For conspicuous gallantry and intrepidity at the risk of his life above and beyond the call of duty for service as a Machine Gunner with Company I, Third Battalion, Twenty Seventh Marines, First Marine Division in the Republic of Vietnam on May 17, 1968. While on Operation ALLEN BROOK, Company I was approaching a dry river bed with a heavily wooded treeline that bordered the hamlet of Le Nam (1), when they suddenly came under intense mortar, rocket propelled grenades, automatic weapons and small arms fire from a large, well concealed enemy force which halted the company's advance and wounded several Marines.
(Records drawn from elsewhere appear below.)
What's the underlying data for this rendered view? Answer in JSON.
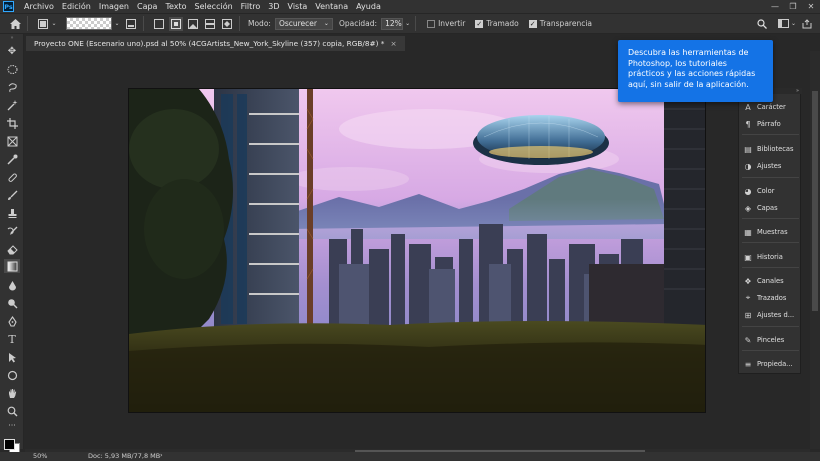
{
  "app": {
    "logo": "Ps"
  },
  "menu": [
    "Archivo",
    "Edición",
    "Imagen",
    "Capa",
    "Texto",
    "Selección",
    "Filtro",
    "3D",
    "Vista",
    "Ventana",
    "Ayuda"
  ],
  "window_controls": {
    "minimize": "—",
    "restore": "❐",
    "close": "✕"
  },
  "options": {
    "mode_label": "Modo:",
    "mode_value": "Oscurecer",
    "opacity_label": "Opacidad:",
    "opacity_value": "12%",
    "invertir_label": "Invertir",
    "invertir_checked": false,
    "tramado_label": "Tramado",
    "tramado_checked": true,
    "transparencia_label": "Transparencia",
    "transparencia_checked": true
  },
  "document": {
    "tab_title": "Proyecto ONE (Escenario uno).psd al 50% (4CGArtists_New_York_Skyline (357) copia, RGB/8#) *",
    "close": "×"
  },
  "status": {
    "zoom": "50%",
    "doc_size": "Doc: 5,93 MB/77,8 MB",
    "arrow": "›"
  },
  "tooltip": {
    "text": "Descubra las herramientas de Photoshop, los tutoriales prácticos y las acciones rápidas aquí, sin salir de la aplicación."
  },
  "panels": [
    {
      "label": "Carácter",
      "icon": "character-icon"
    },
    {
      "label": "Párrafo",
      "icon": "paragraph-icon"
    },
    {
      "label": "Bibliotecas",
      "icon": "libraries-icon"
    },
    {
      "label": "Ajustes",
      "icon": "adjustments-icon"
    },
    {
      "label": "Color",
      "icon": "color-icon"
    },
    {
      "label": "Capas",
      "icon": "layers-icon"
    },
    {
      "label": "Muestras",
      "icon": "swatches-icon"
    },
    {
      "label": "Historia",
      "icon": "history-icon"
    },
    {
      "label": "Canales",
      "icon": "channels-icon"
    },
    {
      "label": "Trazados",
      "icon": "paths-icon"
    },
    {
      "label": "Ajustes d...",
      "icon": "adjustment-presets-icon"
    },
    {
      "label": "Pinceles",
      "icon": "brushes-icon"
    },
    {
      "label": "Propieda...",
      "icon": "properties-icon"
    }
  ],
  "colors": {
    "accent": "#1473e6",
    "bg": "#282828",
    "panel": "#323232"
  }
}
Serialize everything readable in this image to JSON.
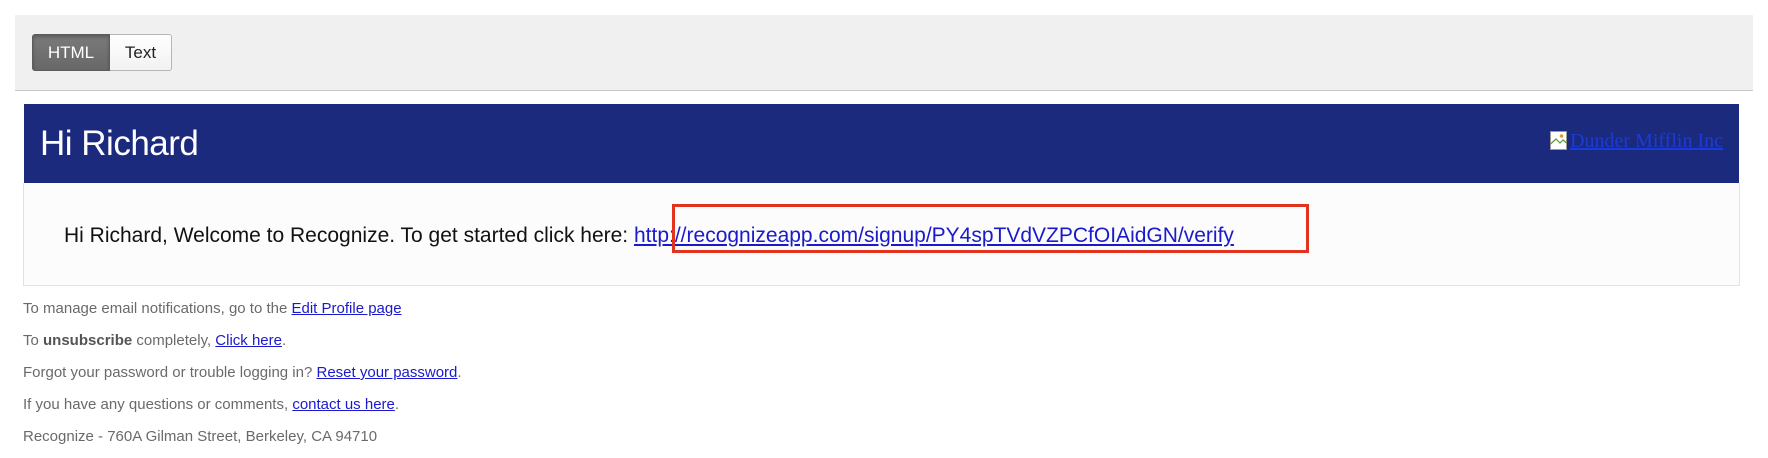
{
  "toolbar": {
    "tabs": [
      {
        "label": "HTML",
        "active": true
      },
      {
        "label": "Text",
        "active": false
      }
    ]
  },
  "email": {
    "header": {
      "greeting": "Hi Richard",
      "logo_alt": "Dunder Mifflin Inc",
      "background_color": "#1b2a7d"
    },
    "body": {
      "welcome_text": "Hi Richard, Welcome to Recognize. To get started click here: ",
      "signup_link": "http://recognizeapp.com/signup/PY4spTVdVZPCfOIAidGN/verify",
      "highlight_color": "#e2331f"
    },
    "footer": {
      "manage_prefix": "To manage email notifications, go to the ",
      "manage_link": "Edit Profile page",
      "unsub_prefix": "To ",
      "unsub_bold": "unsubscribe",
      "unsub_middle": " completely, ",
      "unsub_link": "Click here",
      "unsub_suffix": ".",
      "forgot_prefix": "Forgot your password or trouble logging in? ",
      "forgot_link": "Reset your password",
      "forgot_suffix": ".",
      "questions_prefix": "If you have any questions or comments, ",
      "questions_link": "contact us here",
      "questions_suffix": ".",
      "address": "Recognize - 760A Gilman Street, Berkeley, CA 94710"
    }
  }
}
Realizing that key points of resistance had to be eliminated to allow the units to advance and casualties to be evacuated, Private First Class Burke, without hesitation, seized his machine gun and launched a series of one man assaults against the fortified emplacement. As he aggressively maneuvered to the edge of the steep river bank, he delivered accurate suppressive fire upon several enemy bunkers, which enabled his comrades to advance and move the wounded Marines to positions of relative safety. As he continued his combative actions, he located an opposing automatic weapons emplacement and poured intense fire into the position, killing three North Vietnamese soldiers as they attempted to flee. Private First Class Burke then fearlessly moved from one position to another, quelling the hostile fire until his weapon malfunctioned. Obtaining a casualty's rifle and hand grenades, he advanced further into the midst of the enemy. Observing that a fellow Marine had cleared his malfunctioning machine gun he grasped his weapon and moved into a dangerously exposed area and saturated the hostile treeline until he fell mortally wounded. Private First Class Burke's gallant actions upheld the highest traditions of the Marine Corps and the United States Naval Service. He gallantly gave his life for his country.

/S/ RICHARD M. NIXON

==Military decorations & awards==
Burke's service ribbons include:

|  | Medal of Honor |  |
| Purple Heart Medal | National Defense Service Medal | Vietnam Service Medal with service star |
| Military Merit Medal (South Vietnam) | Gallantry Cross with Palm (South Vietnam) | Vietnam Campaign Medal with 1960– bar (South Vietnam) |

==Legacy==
The name Robert Charles Burke is inscribed on the Vietnam Veterans Memorial ("The Wall") in Washington, D.C., on Panel 61E, Line 024.

Robert C. Burke Memorial Park in Monticello, Illinois, his hometown, is named in his honor.